I won't have any more food until dinner. This seems enough for me!

Work yesterday went really well, my first customer was a man looking for underwear. At first I thought it was a gift, (the shop only sells female underwear) but after a few questions I realised it was for himself. He was so lovely and seemed quite shy about it at first, but after a while he opened up and said how hard it is to shop for this kind of thing because people are so judgemental, he said he was so happy that I was treating him with respect. It made me think about how inconsiderate some people can be, he must get a lot of mistreatment. He was so happy by getting treated how I would treat any customer (he went to my manager and said my service was good). Anyway where was I....oh yeh, I really don't understand why people would treat this guy differently...

4 comments:

Anonymous said...

Hi hun...
I think you are putting to much PRESSURE on yourself to eat "good and healthy". Which seems to be causing you to freak out over every little piece of food..Heres a suggestion: why dont you just allow yourself to eat what you want and not judge it? I found that when I "allow" myself to eat WHATEVER--i relax and my relationship with food gets better. Yes somedays I may over eat but it balances out and it isnt the end of the world. Yes, sometimes my weight fluctuates but again--not the end of the world!..know what I mean? Stop judging what you eat so much and just go with it, its freeing and you'll feel a lot less stressed out!

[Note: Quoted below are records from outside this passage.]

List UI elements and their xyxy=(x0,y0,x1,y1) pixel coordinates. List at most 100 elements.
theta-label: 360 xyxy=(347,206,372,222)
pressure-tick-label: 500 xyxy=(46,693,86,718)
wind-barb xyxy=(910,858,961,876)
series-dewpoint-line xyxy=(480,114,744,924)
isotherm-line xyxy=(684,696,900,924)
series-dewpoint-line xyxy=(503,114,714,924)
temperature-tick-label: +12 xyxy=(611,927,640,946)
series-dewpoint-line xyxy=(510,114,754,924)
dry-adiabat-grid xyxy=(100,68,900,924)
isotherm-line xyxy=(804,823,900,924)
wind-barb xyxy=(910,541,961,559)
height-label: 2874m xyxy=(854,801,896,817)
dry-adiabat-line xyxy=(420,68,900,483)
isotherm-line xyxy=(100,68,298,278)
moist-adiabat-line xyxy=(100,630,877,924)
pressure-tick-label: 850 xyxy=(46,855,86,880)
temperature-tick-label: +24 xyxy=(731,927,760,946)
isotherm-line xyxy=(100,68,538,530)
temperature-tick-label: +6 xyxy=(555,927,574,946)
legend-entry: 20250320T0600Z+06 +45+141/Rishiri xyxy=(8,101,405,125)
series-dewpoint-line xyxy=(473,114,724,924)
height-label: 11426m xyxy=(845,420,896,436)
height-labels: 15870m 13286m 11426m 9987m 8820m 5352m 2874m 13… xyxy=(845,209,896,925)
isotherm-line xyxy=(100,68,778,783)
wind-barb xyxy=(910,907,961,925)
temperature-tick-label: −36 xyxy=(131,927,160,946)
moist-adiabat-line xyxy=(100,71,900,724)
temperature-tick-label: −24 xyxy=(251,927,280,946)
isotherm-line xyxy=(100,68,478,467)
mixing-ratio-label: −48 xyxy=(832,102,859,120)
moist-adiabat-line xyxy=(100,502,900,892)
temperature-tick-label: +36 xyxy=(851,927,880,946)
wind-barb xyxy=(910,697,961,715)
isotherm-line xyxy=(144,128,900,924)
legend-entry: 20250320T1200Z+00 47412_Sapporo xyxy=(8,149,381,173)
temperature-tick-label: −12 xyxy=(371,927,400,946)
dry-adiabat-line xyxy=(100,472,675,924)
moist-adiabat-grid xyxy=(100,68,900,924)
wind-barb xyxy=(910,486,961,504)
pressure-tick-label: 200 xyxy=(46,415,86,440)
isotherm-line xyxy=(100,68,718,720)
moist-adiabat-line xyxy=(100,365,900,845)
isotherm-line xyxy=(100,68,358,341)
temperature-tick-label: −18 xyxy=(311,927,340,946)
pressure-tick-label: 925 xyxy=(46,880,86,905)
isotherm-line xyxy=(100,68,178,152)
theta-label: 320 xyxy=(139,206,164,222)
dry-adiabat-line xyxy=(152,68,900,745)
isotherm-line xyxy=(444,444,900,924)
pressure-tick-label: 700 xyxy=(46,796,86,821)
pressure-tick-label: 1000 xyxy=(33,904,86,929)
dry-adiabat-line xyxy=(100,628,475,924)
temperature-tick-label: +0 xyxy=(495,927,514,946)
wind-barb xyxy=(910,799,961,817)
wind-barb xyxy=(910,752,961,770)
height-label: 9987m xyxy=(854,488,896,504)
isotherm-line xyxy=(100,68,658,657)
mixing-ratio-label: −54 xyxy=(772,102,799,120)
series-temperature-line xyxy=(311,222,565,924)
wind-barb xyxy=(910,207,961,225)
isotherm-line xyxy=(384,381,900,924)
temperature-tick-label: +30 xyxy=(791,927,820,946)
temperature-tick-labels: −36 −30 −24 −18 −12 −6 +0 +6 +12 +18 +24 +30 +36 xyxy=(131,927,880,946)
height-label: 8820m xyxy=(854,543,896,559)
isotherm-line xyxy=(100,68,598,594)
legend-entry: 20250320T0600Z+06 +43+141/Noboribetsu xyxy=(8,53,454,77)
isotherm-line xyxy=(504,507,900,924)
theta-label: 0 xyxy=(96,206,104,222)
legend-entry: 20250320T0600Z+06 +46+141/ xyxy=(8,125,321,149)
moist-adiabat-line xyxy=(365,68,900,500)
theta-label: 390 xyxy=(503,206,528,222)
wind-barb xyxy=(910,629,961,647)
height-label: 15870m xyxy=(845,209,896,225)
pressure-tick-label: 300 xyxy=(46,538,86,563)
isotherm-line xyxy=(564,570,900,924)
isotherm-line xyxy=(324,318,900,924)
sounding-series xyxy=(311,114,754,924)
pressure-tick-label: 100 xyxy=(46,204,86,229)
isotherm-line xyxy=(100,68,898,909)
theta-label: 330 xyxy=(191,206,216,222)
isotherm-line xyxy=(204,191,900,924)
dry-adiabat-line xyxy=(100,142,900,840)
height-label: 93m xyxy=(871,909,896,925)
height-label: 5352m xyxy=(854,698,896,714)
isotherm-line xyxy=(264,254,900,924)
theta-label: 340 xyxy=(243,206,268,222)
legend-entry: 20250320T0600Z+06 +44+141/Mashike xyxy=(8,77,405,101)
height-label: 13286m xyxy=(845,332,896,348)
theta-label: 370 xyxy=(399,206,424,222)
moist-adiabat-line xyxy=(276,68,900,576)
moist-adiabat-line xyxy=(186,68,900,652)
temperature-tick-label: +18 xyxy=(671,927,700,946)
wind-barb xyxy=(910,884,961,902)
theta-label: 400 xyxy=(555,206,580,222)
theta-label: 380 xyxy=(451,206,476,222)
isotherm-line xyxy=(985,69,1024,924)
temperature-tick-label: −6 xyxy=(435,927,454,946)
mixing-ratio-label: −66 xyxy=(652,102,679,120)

I'm really glad you were accepting of that man! good for you :) you have such a kind heart..now all you need is to try to be more accepting and less judgmental of yourself!! ( i know hard, but you can do it!)

Dana xoxo

Heather said...

Stopping weighing yourself is a good decision, well done :)
People appreciating what you would think of as the norm is always an eye opener, try questioning each assumption you make about people every day and you realise what a cruel people we are. Makes you think. x

Sairs said...

I agree that cutting down your weighing yourself is a good thing. It was really good for me. I was doing it every day more than once and then Andy found out and he hid the scales. He lets me have them on a saturday morning and then hides them again. I have no idea where they are and I don't go looking for them either. Good luck with cutting down, it can be really hard and anxiety invoking. I know you can do it :)
*hugs*
Sarah

Anonymous said...

Way to go with the decreasing weighing thing! That's a tough decision to make and you did it!

As for your story about the man at work, it sounds like you really treated him well. I hope you know how positively that reflects on you. You are clearly a kind, understanding, and accepting person. Beautiful inside and out.